Use Case Proposal for Relationship Lending – Enhancing Member Connections with Scalata

Community banks and credit unions thrive on personal relationships and local expertise. However, manual loan processing and fragmented data sources slow lending decisions and limit the ability of loan officers to focus on growing and servicing member relationships.
Step 1: Confronting Manual Lending Friction
- Loan officers spend excessive time entering data from pay stubs, tax returns, and bank statements rather than engaging members. This slow, paperwork-heavy process risks losing business to tech-savvy competitors and reduces member satisfaction.
Step 2: Building the Foundation with an AI Data Core
- Scalata eliminates manual data entry by automatically reading and extracting all relevant information from borrower application documents—no matter format or source. This creates clean, verified, and structured member financial profiles ready for quick decisioning.
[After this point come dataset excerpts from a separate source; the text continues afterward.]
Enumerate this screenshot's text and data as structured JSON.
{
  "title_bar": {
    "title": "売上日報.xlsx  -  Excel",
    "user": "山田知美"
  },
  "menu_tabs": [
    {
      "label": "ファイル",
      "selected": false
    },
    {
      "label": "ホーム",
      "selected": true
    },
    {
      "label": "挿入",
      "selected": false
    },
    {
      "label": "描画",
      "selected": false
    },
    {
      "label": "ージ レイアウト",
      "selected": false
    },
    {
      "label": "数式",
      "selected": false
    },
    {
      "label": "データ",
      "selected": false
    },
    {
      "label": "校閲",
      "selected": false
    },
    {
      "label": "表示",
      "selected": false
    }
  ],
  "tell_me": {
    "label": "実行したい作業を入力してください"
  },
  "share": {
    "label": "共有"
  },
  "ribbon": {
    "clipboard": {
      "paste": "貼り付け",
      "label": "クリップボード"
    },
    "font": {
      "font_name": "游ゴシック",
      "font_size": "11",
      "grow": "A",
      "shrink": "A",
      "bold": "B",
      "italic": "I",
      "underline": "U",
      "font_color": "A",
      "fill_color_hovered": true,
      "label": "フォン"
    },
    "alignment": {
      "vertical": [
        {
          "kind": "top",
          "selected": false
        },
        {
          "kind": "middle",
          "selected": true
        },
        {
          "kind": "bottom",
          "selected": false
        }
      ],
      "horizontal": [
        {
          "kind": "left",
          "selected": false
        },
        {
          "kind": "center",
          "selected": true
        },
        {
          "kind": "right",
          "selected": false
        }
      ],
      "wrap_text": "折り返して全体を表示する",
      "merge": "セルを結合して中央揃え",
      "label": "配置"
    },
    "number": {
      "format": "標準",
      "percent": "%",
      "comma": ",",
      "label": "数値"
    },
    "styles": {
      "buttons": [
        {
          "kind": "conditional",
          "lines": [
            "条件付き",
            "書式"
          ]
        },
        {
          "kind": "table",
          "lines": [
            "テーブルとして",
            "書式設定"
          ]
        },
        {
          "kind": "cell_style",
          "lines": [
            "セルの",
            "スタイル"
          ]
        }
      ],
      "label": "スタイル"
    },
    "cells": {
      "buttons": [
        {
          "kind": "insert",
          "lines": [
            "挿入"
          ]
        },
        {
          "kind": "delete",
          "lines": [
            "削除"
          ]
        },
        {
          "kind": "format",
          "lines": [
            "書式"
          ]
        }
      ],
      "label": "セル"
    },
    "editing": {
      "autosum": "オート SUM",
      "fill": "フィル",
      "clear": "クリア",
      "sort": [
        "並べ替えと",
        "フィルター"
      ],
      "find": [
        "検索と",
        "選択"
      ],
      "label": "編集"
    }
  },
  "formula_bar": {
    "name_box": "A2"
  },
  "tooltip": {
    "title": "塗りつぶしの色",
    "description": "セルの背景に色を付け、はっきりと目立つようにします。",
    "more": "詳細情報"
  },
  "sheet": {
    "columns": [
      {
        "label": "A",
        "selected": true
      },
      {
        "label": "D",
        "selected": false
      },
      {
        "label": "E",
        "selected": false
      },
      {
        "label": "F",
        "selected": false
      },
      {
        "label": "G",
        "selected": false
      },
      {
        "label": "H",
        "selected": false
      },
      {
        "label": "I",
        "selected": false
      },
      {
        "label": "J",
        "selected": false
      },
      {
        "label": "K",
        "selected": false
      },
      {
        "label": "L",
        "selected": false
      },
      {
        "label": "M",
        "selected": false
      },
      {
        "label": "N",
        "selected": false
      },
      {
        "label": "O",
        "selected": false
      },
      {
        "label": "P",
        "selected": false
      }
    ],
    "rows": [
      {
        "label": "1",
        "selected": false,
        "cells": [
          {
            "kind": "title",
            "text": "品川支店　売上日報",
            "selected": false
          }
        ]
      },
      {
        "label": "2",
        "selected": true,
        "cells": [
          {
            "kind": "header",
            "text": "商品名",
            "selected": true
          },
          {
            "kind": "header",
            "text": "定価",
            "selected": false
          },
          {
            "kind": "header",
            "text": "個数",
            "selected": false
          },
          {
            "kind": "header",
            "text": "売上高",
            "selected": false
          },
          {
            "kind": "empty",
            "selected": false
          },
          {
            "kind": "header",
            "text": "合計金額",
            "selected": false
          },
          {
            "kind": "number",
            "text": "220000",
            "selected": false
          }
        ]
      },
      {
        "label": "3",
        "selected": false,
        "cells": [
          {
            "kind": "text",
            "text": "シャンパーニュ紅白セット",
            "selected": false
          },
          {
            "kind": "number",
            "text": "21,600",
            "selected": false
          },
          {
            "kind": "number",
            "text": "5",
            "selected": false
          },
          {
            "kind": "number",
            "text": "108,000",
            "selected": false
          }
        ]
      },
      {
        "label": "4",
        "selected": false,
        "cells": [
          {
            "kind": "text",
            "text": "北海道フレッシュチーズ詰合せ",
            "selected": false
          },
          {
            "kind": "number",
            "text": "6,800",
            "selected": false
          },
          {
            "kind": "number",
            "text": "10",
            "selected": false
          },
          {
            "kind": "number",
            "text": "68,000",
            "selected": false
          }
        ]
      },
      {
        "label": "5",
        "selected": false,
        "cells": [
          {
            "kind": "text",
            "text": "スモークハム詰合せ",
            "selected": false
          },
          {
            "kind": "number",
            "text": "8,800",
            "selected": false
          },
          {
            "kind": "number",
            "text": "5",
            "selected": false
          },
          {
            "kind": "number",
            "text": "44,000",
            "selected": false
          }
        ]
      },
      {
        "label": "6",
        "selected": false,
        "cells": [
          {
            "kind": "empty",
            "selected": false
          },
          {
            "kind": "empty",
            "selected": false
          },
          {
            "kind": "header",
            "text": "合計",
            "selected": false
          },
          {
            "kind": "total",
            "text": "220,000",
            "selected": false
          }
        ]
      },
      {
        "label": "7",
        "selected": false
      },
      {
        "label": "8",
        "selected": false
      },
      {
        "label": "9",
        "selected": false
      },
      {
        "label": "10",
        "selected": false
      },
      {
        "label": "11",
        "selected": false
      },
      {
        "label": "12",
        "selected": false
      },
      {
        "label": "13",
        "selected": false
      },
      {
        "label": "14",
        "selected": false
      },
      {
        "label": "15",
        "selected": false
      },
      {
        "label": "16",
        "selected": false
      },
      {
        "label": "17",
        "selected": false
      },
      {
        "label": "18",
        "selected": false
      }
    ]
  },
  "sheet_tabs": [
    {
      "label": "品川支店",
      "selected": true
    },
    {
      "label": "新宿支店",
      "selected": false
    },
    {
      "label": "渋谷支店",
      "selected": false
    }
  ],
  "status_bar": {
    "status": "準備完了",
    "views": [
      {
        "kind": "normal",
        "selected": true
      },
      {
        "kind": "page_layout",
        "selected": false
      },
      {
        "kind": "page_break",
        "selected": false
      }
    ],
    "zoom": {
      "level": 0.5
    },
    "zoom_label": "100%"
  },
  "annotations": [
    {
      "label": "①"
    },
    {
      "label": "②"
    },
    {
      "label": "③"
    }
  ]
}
Step 3: Activating Interactive Intelligence and Member Insights
- With data structured, Scalata acts as an intelligent co-pilot. Loan officers can ask, “What is the debt-to-income ratio using verified income?” or “Show me prior loan history and repayment performance for this member,” enabling faster personalized advice and credit decisions.
Step 4: Reaching Full Automation with Proactive AI Agents
- Scalata automates application completeness checks, runs real-time credit policy compliance reviews, and generates final summary packages for underwriting. This ensures consistent, compliant decisions while freeing officers to focus on relationship-building.
The Strategic Outcome with Scalata:
You transition from labor-intensive, manual lending to a fast, efficient, and personalized lending operation. This enhances member experiences, speeds decision-making, and empowers loan officers to deepen relationships and grow your institution.